C’est devant un « box » vide que le bureau du procureur devrait requérir la mise en accusation de Joseph Kony, mardi 9 septembre. La Cour pénale internationale (CPI) ouvrira trois jours d’audiences pour examiner les charges portées contre le chef de l’Armée de Résistance du Seigneur (LRA), milice créée en 1986 dans le nord du pays pour contrer le régime ougandais de Yoweri Museveni. En cavale depuis déjà 20 ans, le chef de l’Armée de Résistance du Seigneur doit répondre de 39 chefs d’accusation de crimes contre l’humanité et de crimes de guerre, commis entre le 1er juillet 2002 et le 31 décembre 2005 dans le nord de l’Ouganda.
La milice, formée en grande partie d’enfants enlevés – 60 000 selon l’ONU – aujourd’hui quasiment inactive, signait ses crimes en coupant les lèvres, les oreilles et les membres de ses victimes. Kony doit répondre notamment de meurtres, de viols, et d’esclavage sexuel : les fillettes enlevées sur le chemin de l’école étaient « offertes » à ses commandants. Joseph Kony, qui aurait aujourd’hui autour de 64 ans, menait sa campagne sur la base des Dix commandements de la Bible. À partir de 2005, après l’échec de négociations de paix, la LRA avait quitté le nord de l’Ouganda et s’était déployée en République démocratique du Congo (RDC) puis en Centrafrique. Joseph Kony n’est néanmoins pas accusé des crimes commis dans ces deux pays.
Premières audiences par contumace
C’est la première fois que la Cour mène des audiences en l’absence du suspect. Impossible d’arrêter Joseph Kony, ont estimé les juges. Il avait été inculpé le 8 juillet 2005, alors que des négociations de paix étaient en cours avec le gouvernement ougandais. Via des négociateurs, qui s’étaient déplacé jusqu’à La Haye, il avait alors tenté d’obtenir le retrait des charges portées contre lui. En 2010, sollicité par des ONG californiennes, Barack Obama avait déployé des dizaines de « conseillers » de l’Armée américaine pour soutenir l’armée ougandaise dans sa traque. L’armée américaine pouvait ainsi déployer ses hommes, notamment en Centrafrique. Les États-Unis avaient mis sa tête à prix 5 millions de dollars. Les forces américaines s’étaient retirées en 2017.

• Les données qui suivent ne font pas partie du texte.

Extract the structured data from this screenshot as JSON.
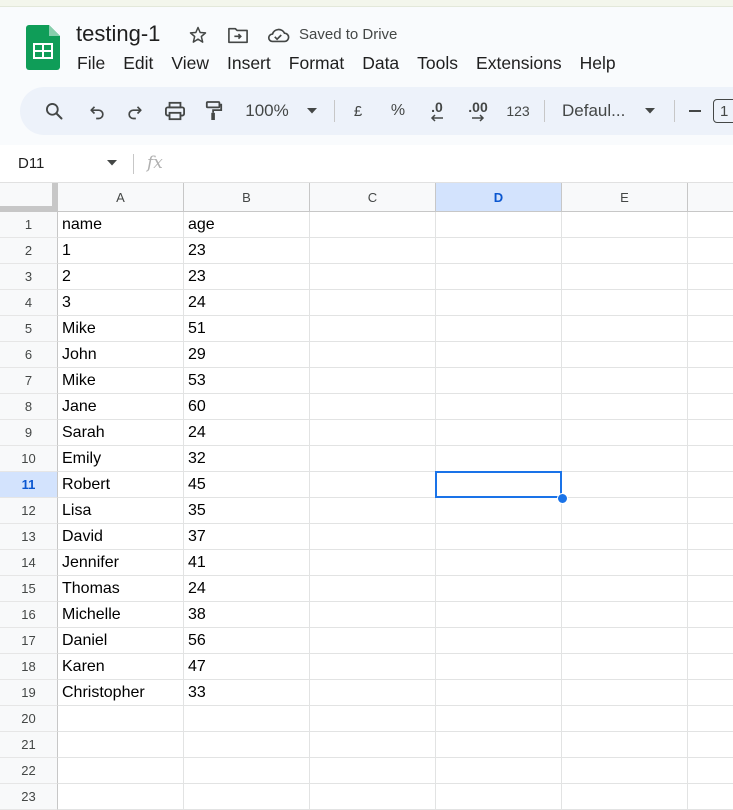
{
  "app": {
    "doc_title": "testing-1",
    "save_status": "Saved to Drive",
    "colors": {
      "brand_green": "#0f9d58",
      "selection_blue": "#1a73e8",
      "header_selected_bg": "#d3e3fd"
    }
  },
  "menu": [
    "File",
    "Edit",
    "View",
    "Insert",
    "Format",
    "Data",
    "Tools",
    "Extensions",
    "Help"
  ],
  "toolbar": {
    "zoom": "100%",
    "currency": "£",
    "percent": "%",
    "decrease_decimal": ".0",
    "increase_decimal": ".00",
    "number_format": "123",
    "font": "Defaul...",
    "font_size_partial": "1"
  },
  "formula_bar": {
    "namebox": "D11",
    "fx": "fx",
    "value": ""
  },
  "sheet": {
    "columns": [
      "A",
      "B",
      "C",
      "D",
      "E"
    ],
    "selected_column": "D",
    "selected_row": 11,
    "rows": [
      [
        "name",
        "age"
      ],
      [
        "1",
        "23"
      ],
      [
        "2",
        "23"
      ],
      [
        "3",
        "24"
      ],
      [
        "Mike",
        "51"
      ],
      [
        "John",
        "29"
      ],
      [
        "Mike",
        "53"
      ],
      [
        "Jane",
        "60"
      ],
      [
        "Sarah",
        "24"
      ],
      [
        "Emily",
        "32"
      ],
      [
        "Robert",
        "45"
      ],
      [
        "Lisa",
        "35"
      ],
      [
        "David",
        "37"
      ],
      [
        "Jennifer",
        "41"
      ],
      [
        "Thomas",
        "24"
      ],
      [
        "Michelle",
        "38"
      ],
      [
        "Daniel",
        "56"
      ],
      [
        "Karen",
        "47"
      ],
      [
        "Christopher",
        "33"
      ],
      [
        "",
        ""
      ],
      [
        "",
        ""
      ],
      [
        "",
        ""
      ],
      [
        "",
        ""
      ]
    ]
  }
}
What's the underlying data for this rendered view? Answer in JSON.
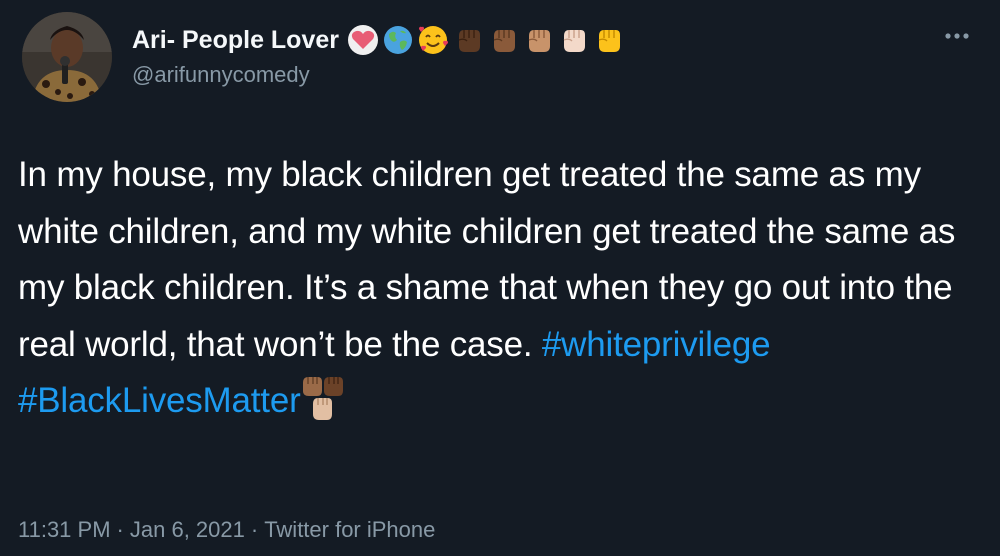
{
  "user": {
    "display_name": "Ari- People Lover",
    "handle": "@arifunnycomedy",
    "name_emojis": [
      "heart-emoji",
      "globe-earth-emoji",
      "smiling-hearts-emoji",
      "raised-fist-dark-emoji",
      "raised-fist-medium-dark-emoji",
      "raised-fist-medium-emoji",
      "raised-fist-light-emoji",
      "raised-fist-yellow-emoji"
    ]
  },
  "tweet": {
    "text_before": "In my house, my black children get treated the same as my white children, and my white children get treated the same as my black children. It’s a shame that when they go out into the real world, that won’t be the case. ",
    "hashtag_1": "#whiteprivilege",
    "hashtag_2": "#BlackLivesMatter",
    "trailing_emoji": "raised-fists-emoji"
  },
  "meta": {
    "time": "11:31 PM",
    "date": "Jan 6, 2021",
    "source": "Twitter for iPhone",
    "separator": "·"
  },
  "colors": {
    "background": "#141b24",
    "text": "#ffffff",
    "secondary_text": "#8899a6",
    "link": "#1d9bf0"
  }
}
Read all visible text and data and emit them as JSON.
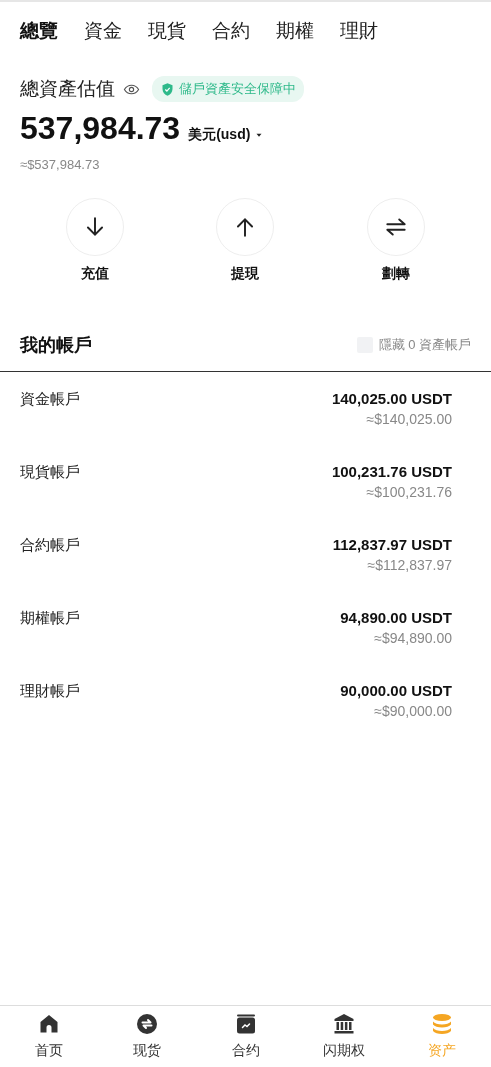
{
  "tabs": [
    {
      "label": "總覽",
      "selected": true
    },
    {
      "label": "資金",
      "selected": false
    },
    {
      "label": "現貨",
      "selected": false
    },
    {
      "label": "合約",
      "selected": false
    },
    {
      "label": "期權",
      "selected": false
    },
    {
      "label": "理財",
      "selected": false
    }
  ],
  "summary": {
    "title": "總資產估值",
    "security_badge": "儲戶資產安全保障中",
    "total": "537,984.73",
    "currency": "美元(usd)",
    "approx": "≈$537,984.73"
  },
  "actions": [
    {
      "kind": "deposit",
      "label": "充值"
    },
    {
      "kind": "withdraw",
      "label": "提現"
    },
    {
      "kind": "transfer",
      "label": "劃轉"
    }
  ],
  "accounts_header": {
    "title": "我的帳戶",
    "hide_zero": {
      "label": "隱藏 0 資產帳戶",
      "checked": false
    }
  },
  "accounts": [
    {
      "name": "資金帳戶",
      "amount": "140,025.00 USDT",
      "approx": "≈$140,025.00"
    },
    {
      "name": "現貨帳戶",
      "amount": "100,231.76 USDT",
      "approx": "≈$100,231.76"
    },
    {
      "name": "合約帳戶",
      "amount": "112,837.97 USDT",
      "approx": "≈$112,837.97"
    },
    {
      "name": "期權帳戶",
      "amount": "94,890.00 USDT",
      "approx": "≈$94,890.00"
    },
    {
      "name": "理財帳戶",
      "amount": "90,000.00 USDT",
      "approx": "≈$90,000.00"
    }
  ],
  "bottom_nav": [
    {
      "kind": "home",
      "label": "首页",
      "selected": false
    },
    {
      "kind": "spot",
      "label": "现货",
      "selected": false
    },
    {
      "kind": "contract",
      "label": "合约",
      "selected": false
    },
    {
      "kind": "options",
      "label": "闪期权",
      "selected": false
    },
    {
      "kind": "assets",
      "label": "资产",
      "selected": true
    }
  ]
}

Puis plus rien ne s’est passé jusqu’en 2024. La Cour a mené une intense campagne médiatique, pour informer le fugitif des charges et surtout de la procédure. Jointe par téléphone, Maria Kamara, en charge du programme de communication de la Cour en Ouganda, assure que « cette procédure a relancé l’intérêt et l’espoir » des Ougandais, « je dirais un espoir prudent qu’il soit arrêté, ou qu’il se rende lui-même », comme l’ont fait de nombreux combattants de la LRA depuis 2005.
Justice et réconciliation
Même s’il est absent et en fuite, des avocats plaideront à la Cour en faveur de Joseph Kony. Au cours des derniers mois, ils se sont rendus dans le nord de l’Ouganda, pour y rencontrer les dirigeants religieux, politiques et culturels du nord de l’Ouganda. Selon maître Peter Haynes, ils considèrent que « la procédure de confirmation des charges par la CPI […] risque de réduire à néant des années de travail centrées sur un programme multiforme et interétatique de rapatriement de l’Armée de résistance du Seigneur ».
La Centrafrique, la RDC, le Sud-Soudan et l’Ouganda ont établi un plan commun de démobilisation et de rapatriement des combattants de la LRA qui veulent faire défection notamment. Selon une requête de Peter Haynes à La Haye déposée en avril 2024, « ces dirigeants, dont beaucoup sont personnellement impliqués dans les rapatriements, sont unanimes : la tentative de la CPI de tenir des procédures par contumace perturbe ces efforts de réconciliation ». Ils affirment en outre que « Joseph Kony ne se manifestera jamais », explique l’avocat britannique. En février, des membres de la famille du fugitif ont été rapatriés depuis la Centrafrique. Selon la défense de Kony, beaucoup demandent la fermeture des procédures de la CPI.